Facebook Twitter



ZEMLINSKY: Symphony in B flat major; Psalm 23. Ernst Senff Chamber Choir, Berlin Radio Symphony Orchestra, Riccardo Chailly conducting. London 421644-2 (CD).

ZEMLINSKY: The Four String Quartets. APOSTEL: String Quartet No. 1, Op. 7. LaSalle Quartet. Deutsche Grammophon 427421-2 (two CDs).Alexander Zemlinsky (or von Zemlinksy, as he is sometimes known) was born in 1871, in Vienna, and died in 1942, in Larchmont, N.Y. Between those years came a quarter century of neglect, to be followed by another, even from many who should have known better.

As a teacher, his students included Schoenberg, Korngold and Alma Mahler. As a composer, his music had the misfortune to fall between the late-19th century romanticism of Brahms and the 20th century modernism of the Second Viennese School, specifically the 12-tone experiments of Schoenberg, Berg and Webern. Nevertheless as late as 1949 Schoenberg was claiming, "I owe everything I know about composing and its problems to Alexander Zemlinsky. I always thought he was a great composer, and I still think so. Perhaps his time will come sooner than one thinks."

If so, I suspect the folks at DG and London will be able to take some of the credit. The first did its duty seven years ago, by way of a three-LP set of the string quartets (here reissued on two mid-price CDs) and an ear-opening recording of the "Lyric Symphony," between them perhaps the strongest introduction to Zemlinsky's art.

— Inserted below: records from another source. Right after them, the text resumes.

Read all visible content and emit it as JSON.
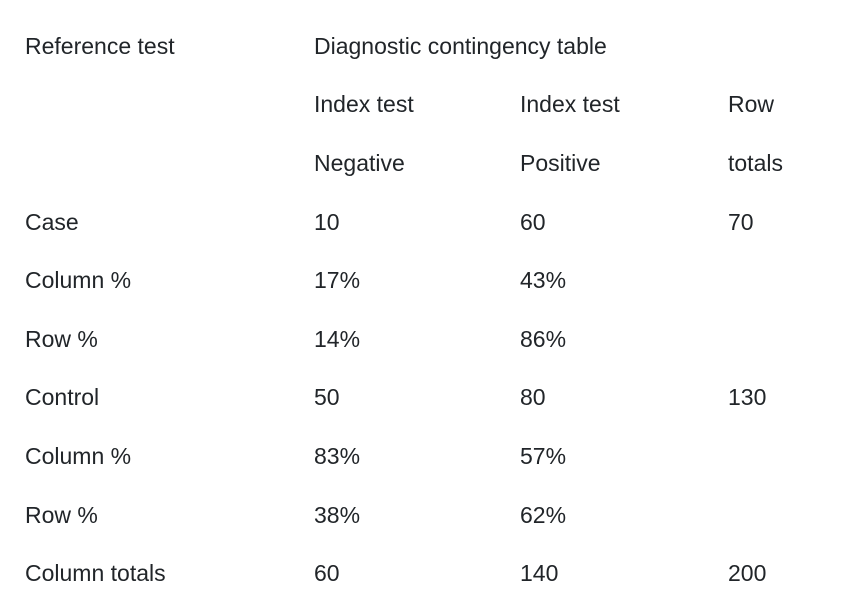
{
  "page": {
    "background_color": "#ffffff",
    "text_color": "#212529"
  },
  "table": {
    "corner_label": "Reference test",
    "title": "Diagnostic contingency table",
    "columns": [
      {
        "header_line1": "Index test",
        "header_line2": "Negative"
      },
      {
        "header_line1": "Index test",
        "header_line2": "Positive"
      },
      {
        "header_line1": "Row",
        "header_line2": "totals"
      }
    ],
    "rows": [
      {
        "label": "Case",
        "values": [
          "10",
          "60",
          "70"
        ]
      },
      {
        "label": "Column %",
        "values": [
          "17%",
          "43%",
          ""
        ]
      },
      {
        "label": "Row %",
        "values": [
          "14%",
          "86%",
          ""
        ]
      },
      {
        "label": "Control",
        "values": [
          "50",
          "80",
          "130"
        ]
      },
      {
        "label": "Column %",
        "values": [
          "83%",
          "57%",
          ""
        ]
      },
      {
        "label": "Row %",
        "values": [
          "38%",
          "62%",
          ""
        ]
      },
      {
        "label": "Column totals",
        "values": [
          "60",
          "140",
          "200"
        ]
      }
    ]
  }
}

Similarly the above-listed London CD comes as a followup to Chailly's 1987 recording of "Die Seejungfrau" ("The Mermaid"), a three-movement symphonic poem after Hans Christian Andersen whose fortunes may not have been enhanced by its having been premiered on the same program as Schoenberg's not-dissimilar "Pelleas and Melisande."

The Symphony in B flat major (sometimes called No. 2 but actually Zemlinsky's third) inhabits an earlier sound world, very post-Brucknerian for the most part but with a warmth seldom encountered in that composer. It may not be the most original work in the Zemlinsky canon, but, throughout, one is struck by his mastery and obvious love of beauty, something even more pronounced in the accompanying setting of the 23rd Psalm, which ascends the heights in a way strongly reminiscent of the Mahler Eighth.

This is, in short, gorgeous stuff, made all the more so by Chailly's almost excessively rich performance. (I have not heard the competing Seipenbusch recording, available from Records International.) I am afraid, however, that the choral diction turns the text of the Psalm into something of a verbal mishmash.

No less gorgeous is the First String Quartet (dating from 1896, a year before the symphony), an unashamedly romantic work with an occasionally Slavonic tinge (e.g., the ardently Dvorakian finale). But even here one senses a strongly individual impulse attempting to break free, and by the time of the Second Quartet, produced 18 years later, Zemlinsky had found it.

The result is a more obviously experimental work of near-atonal beauty and tension, clearly a precursor of Berg's "Lyric Suite" (which derives both its title and one of its themes from the "Lyric Symphony") yet itself indebted to Schoenberg, from whose "Transfigured Night" it similarly quotes. Like both, it is alternately impassioned and dreamlike. And if in the last two quartets the dream has become something of a nightmare, that is what one might have expected in the wake of World War I.

Witness the postwar disillusionment that flares up amid the lyricism of the Third Quartet, otherwise sparer and more economical. Likewise the darkly ruminative ache of No. 4, written in 1936 as a tribute to Berg, who had died the preceding December.

Amazingly the latter lay unperformed until 1967, something the insightful LaSalle reading does a lot to atone for. Still, it is the Second Quartet that comes across as the real masterpiece here, and given its renewed availability I cannot imagine why it does not figure more prominently on contemporary quartet programs.

Perhaps too many share the judgment of Alma Mahler, who felt that "notwithstanding many charming little ideas and a tremendous talent, Zemlinsky is not as great a composer as Schoenberg." Maybe not, but he does show us where Schoenberg might have gone had he not abandoned the idiom of "Gurre-Lieder" and "Pelleas" for the 12-tone row. And on this evidence I am impressed all the more by the enormity of the talent, and the neglect.

Like the Zemlinsky Fourth, the appended Hans Erich Apostel quartet is also a tribute to Berg, after whose death the composer left the work in its then-incomplete four-movement form. As such it makes an apt coupling for the Zemlinsky, in a performance of comparable probity. But oddly the notes in the enclosed DG booklet break off in mid-sentence, almost like the work itself.